At Least 17 Dead After Rockets Hit a Refugee Convoy in East Ukraine

At Least 17 Dead After Rockets Hit a Refugee Convoy in East Ukraine

At least 17 people died after rocket fire hit a convoy with refugees from Luhansk. Women and children were among the victims. Military spokesman Andriy Lysenko said the death toll could be higher once the recovery is finished.

Kiev claims the pro-Russian forces targeted the convoy even though the buses waved white flags. The military released this video with survivors explaining exactly what happened.

“The terrorists committed a bloody crime at 9:40 this morning. Near Luhansk, on the road between Khryashchuvate and Novosvitlivka, the mercenaries used Grad systems and grenade-launchers imported from Russia to shoot at a column of civilians attempting to leave the combat zone,” said Lysenko. “Many people died, including women and children. The number of casualties is currently being determined.”

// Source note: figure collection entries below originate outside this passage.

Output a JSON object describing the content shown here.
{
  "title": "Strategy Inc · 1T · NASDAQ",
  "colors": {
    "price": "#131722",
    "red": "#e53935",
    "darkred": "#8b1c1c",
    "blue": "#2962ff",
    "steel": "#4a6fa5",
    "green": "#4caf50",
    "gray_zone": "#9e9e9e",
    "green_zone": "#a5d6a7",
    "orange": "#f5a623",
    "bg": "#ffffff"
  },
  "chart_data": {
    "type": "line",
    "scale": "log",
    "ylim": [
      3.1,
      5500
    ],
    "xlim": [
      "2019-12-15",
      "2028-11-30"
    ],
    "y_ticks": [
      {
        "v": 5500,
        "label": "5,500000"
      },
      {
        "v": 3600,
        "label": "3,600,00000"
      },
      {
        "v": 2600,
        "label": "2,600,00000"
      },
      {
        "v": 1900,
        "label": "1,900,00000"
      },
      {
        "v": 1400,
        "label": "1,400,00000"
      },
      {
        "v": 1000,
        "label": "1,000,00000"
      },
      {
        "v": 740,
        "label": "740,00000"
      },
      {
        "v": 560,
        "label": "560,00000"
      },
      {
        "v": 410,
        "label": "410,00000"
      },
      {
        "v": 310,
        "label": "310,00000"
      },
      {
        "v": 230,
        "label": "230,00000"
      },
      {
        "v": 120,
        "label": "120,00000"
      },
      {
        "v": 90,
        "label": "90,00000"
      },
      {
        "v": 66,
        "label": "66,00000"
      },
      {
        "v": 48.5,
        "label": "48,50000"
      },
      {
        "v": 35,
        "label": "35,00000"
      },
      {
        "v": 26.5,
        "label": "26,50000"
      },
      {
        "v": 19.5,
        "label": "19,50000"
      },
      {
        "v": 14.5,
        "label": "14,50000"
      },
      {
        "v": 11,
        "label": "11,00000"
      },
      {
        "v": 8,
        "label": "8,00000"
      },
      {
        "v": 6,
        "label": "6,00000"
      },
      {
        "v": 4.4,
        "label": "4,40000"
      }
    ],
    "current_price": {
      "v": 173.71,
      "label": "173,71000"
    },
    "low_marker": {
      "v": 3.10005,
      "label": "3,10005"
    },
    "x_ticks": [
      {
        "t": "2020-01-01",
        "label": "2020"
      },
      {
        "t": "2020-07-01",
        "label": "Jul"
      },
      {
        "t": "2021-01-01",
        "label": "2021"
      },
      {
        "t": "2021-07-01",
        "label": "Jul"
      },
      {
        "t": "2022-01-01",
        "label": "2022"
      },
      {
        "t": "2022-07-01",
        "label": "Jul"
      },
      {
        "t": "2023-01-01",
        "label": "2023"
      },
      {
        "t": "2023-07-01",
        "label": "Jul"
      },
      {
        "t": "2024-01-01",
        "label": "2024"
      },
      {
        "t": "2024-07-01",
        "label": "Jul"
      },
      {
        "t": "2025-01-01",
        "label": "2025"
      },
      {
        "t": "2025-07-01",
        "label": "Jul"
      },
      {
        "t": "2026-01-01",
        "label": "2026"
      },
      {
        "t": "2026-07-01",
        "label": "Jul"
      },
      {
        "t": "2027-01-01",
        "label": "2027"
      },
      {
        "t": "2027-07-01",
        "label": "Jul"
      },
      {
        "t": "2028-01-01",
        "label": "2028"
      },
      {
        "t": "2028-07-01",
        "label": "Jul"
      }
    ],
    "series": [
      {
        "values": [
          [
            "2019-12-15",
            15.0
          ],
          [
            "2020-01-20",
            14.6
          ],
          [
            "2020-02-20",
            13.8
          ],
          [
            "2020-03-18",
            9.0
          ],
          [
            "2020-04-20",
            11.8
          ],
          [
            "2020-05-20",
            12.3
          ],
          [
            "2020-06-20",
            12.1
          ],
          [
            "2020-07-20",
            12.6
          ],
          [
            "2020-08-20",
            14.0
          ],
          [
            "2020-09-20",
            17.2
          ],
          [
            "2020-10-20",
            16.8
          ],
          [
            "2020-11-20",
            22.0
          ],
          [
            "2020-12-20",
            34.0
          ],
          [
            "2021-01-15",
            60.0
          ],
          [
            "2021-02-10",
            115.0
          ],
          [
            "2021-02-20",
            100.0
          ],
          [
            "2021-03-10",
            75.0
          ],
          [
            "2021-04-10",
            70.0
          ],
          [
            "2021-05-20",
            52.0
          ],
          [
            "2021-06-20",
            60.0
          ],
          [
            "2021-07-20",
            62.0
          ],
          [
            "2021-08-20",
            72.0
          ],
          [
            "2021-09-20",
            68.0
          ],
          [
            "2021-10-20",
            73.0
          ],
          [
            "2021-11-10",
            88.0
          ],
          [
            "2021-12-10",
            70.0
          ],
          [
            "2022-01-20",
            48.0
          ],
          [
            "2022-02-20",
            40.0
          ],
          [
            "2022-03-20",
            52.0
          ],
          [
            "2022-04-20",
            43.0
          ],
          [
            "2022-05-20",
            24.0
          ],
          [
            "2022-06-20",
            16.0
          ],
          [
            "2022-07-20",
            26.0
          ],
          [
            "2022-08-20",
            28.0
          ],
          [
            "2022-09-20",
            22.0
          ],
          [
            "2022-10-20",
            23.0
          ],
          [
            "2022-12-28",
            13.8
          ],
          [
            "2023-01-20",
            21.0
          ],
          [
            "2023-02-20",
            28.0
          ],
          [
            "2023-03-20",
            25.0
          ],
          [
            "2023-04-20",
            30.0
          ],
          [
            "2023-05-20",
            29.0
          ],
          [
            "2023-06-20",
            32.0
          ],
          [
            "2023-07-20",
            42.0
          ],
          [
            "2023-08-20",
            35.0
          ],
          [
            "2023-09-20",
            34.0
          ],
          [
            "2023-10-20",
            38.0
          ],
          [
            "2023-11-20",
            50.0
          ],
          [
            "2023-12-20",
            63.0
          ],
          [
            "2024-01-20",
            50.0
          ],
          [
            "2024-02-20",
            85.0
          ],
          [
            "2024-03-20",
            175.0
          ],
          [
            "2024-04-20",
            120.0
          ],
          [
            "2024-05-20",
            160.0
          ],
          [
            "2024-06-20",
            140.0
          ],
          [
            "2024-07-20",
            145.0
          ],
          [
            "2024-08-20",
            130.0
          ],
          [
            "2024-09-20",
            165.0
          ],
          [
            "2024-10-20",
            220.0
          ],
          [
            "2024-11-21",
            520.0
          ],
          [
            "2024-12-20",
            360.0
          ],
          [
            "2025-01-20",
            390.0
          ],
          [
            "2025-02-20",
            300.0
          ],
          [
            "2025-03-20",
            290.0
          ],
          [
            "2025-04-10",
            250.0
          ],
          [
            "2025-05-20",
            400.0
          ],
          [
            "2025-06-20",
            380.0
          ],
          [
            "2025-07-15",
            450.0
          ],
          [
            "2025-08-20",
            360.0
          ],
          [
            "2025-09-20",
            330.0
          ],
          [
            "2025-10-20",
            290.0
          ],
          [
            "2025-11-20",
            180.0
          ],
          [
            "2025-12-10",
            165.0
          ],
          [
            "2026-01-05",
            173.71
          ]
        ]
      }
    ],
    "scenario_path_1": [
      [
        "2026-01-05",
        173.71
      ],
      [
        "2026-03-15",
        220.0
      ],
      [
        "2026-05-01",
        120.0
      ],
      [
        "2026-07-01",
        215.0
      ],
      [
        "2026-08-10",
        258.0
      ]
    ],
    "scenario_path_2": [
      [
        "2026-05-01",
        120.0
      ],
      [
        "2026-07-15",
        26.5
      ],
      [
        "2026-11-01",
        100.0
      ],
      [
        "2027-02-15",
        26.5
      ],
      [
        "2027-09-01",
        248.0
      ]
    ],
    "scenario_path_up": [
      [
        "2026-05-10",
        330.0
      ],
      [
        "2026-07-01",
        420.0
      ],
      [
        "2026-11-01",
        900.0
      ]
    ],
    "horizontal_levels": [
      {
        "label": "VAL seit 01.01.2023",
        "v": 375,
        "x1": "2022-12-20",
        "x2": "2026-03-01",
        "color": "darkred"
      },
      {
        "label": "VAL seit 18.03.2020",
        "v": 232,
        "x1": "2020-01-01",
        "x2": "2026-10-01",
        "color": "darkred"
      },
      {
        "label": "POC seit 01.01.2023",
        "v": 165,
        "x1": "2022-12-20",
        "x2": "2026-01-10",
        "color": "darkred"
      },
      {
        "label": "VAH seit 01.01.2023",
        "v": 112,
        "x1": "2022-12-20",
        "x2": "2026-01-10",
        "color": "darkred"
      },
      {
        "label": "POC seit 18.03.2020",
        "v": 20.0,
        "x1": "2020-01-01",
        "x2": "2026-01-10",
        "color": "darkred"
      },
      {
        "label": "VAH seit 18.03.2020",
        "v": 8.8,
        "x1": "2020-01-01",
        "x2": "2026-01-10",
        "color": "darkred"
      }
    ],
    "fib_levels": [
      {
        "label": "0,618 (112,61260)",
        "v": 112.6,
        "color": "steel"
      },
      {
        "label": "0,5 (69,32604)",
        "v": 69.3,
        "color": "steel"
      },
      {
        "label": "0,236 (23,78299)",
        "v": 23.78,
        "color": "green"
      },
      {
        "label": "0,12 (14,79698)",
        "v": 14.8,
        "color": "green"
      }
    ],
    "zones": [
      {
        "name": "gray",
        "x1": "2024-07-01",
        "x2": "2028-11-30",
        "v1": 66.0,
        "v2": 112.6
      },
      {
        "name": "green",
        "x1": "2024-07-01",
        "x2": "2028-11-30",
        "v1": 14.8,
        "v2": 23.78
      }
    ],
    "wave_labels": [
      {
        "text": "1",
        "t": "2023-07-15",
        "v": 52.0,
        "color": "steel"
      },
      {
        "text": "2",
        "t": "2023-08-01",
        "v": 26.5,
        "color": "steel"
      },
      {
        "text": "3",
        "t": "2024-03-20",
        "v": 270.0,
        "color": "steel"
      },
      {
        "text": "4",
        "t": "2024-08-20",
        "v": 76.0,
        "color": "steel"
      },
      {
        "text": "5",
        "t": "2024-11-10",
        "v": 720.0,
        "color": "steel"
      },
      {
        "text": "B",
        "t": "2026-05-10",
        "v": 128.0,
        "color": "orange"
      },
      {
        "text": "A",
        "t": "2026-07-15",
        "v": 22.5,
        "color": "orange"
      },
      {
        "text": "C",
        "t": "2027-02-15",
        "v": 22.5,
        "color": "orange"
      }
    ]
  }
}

Pro-Russians denied the attack happened, but then Donetsk People’s Republic prime minister Andrei Purgin suggested Kiev attacked the buses.

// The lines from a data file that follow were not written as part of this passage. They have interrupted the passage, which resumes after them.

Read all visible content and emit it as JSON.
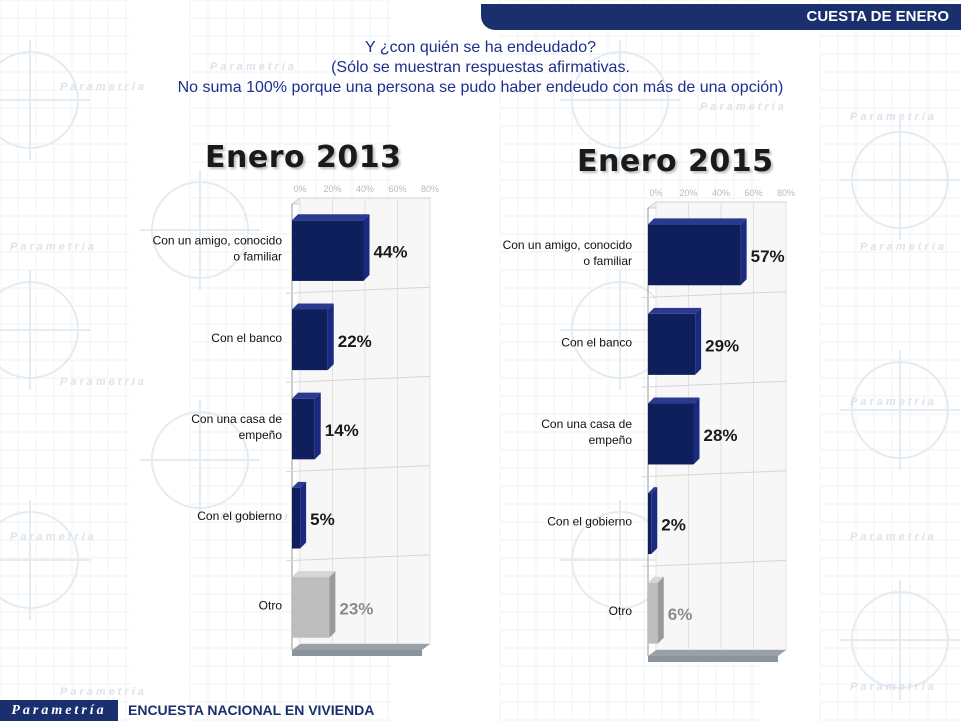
{
  "header": {
    "label": "CUESTA DE ENERO"
  },
  "subtitle": {
    "line1": "Y ¿con quién se ha endeudado?",
    "line2": "(Sólo se muestran respuestas afirmativas.",
    "line3": "No suma 100% porque una persona se pudo haber endeudo con más de una opción)"
  },
  "footer": {
    "logo": "Parametría",
    "title": "ENCUESTA NACIONAL EN VIVIENDA"
  },
  "background": {
    "watermark": "Parametría"
  },
  "colors": {
    "primary_bar": "#0f1f5c",
    "other_bar": "#bdbdbd",
    "header": "#1a2f6e",
    "subtitle": "#1e2f8c"
  },
  "chart_data": [
    {
      "type": "bar",
      "orientation": "horizontal",
      "title": "Enero 2013",
      "categories": [
        "Con un amigo, conocido o familiar",
        "Con el banco",
        "Con una casa de empeño",
        "Con el gobierno",
        "Otro"
      ],
      "category_lines": [
        [
          "Con un amigo, conocido",
          "o familiar"
        ],
        [
          "Con el banco"
        ],
        [
          "Con una casa de",
          "empeño"
        ],
        [
          "Con el gobierno"
        ],
        [
          "Otro"
        ]
      ],
      "values": [
        44,
        22,
        14,
        5,
        23
      ],
      "data_labels": [
        "44%",
        "22%",
        "14%",
        "5%",
        "23%"
      ],
      "xlim": [
        0,
        80
      ],
      "xticks": [
        "0%",
        "20%",
        "40%",
        "60%",
        "80%"
      ],
      "grid": true
    },
    {
      "type": "bar",
      "orientation": "horizontal",
      "title": "Enero 2015",
      "categories": [
        "Con un amigo, conocido o familiar",
        "Con el banco",
        "Con una casa de empeño",
        "Con el gobierno",
        "Otro"
      ],
      "category_lines": [
        [
          "Con un amigo, conocido",
          "o familiar"
        ],
        [
          "Con el banco"
        ],
        [
          "Con una casa de",
          "empeño"
        ],
        [
          "Con el gobierno"
        ],
        [
          "Otro"
        ]
      ],
      "values": [
        57,
        29,
        28,
        2,
        6
      ],
      "data_labels": [
        "57%",
        "29%",
        "28%",
        "2%",
        "6%"
      ],
      "xlim": [
        0,
        80
      ],
      "xticks": [
        "0%",
        "20%",
        "40%",
        "60%",
        "80%"
      ],
      "grid": true
    }
  ]
}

“The Ukrainians themselves have bombed the road constantly with airplanes and Grads. It seems they’ve now killed more civilians like they’ve been doing for months now. We don’t have the ability to send Grads into that territory,” he claimed.

Ukraine’s other military spokesman Anatoly Proshin appeared on Ukraine television to describe what the passengers endured.

“A powerful artillery strike hit a refugee convoy near the area of Khryashchuvatye and Novosvitlivka,” he said. “The force of the blow on the convoy was so strong that people were burned alive in the vehicles – they weren’t able to get themselves out.”

Unfortunately, the tragedy did not stop constant shelling and fighting between the two sides, which dampens attempts to recover the dead and wounded. On Monday, officials recovered fifteen bodies, but fighting frequently interrupted the search. Searches continued Tuesday evening, which led to two more victims.

Luhansk and Donetsk are the last two cities held by the pro-Russian forces. Kiev moved in troops to the east in an effort to retake the region that separated in February after Parliament ousted pro-Russian President Viktor Yanukovych. Since mid-April, fights killed at least 2,119, including 20 children, and wounded 5,043. Before the war, Donetsk boasted a population of over a million people. There are fewer than 600,000 people left in the city.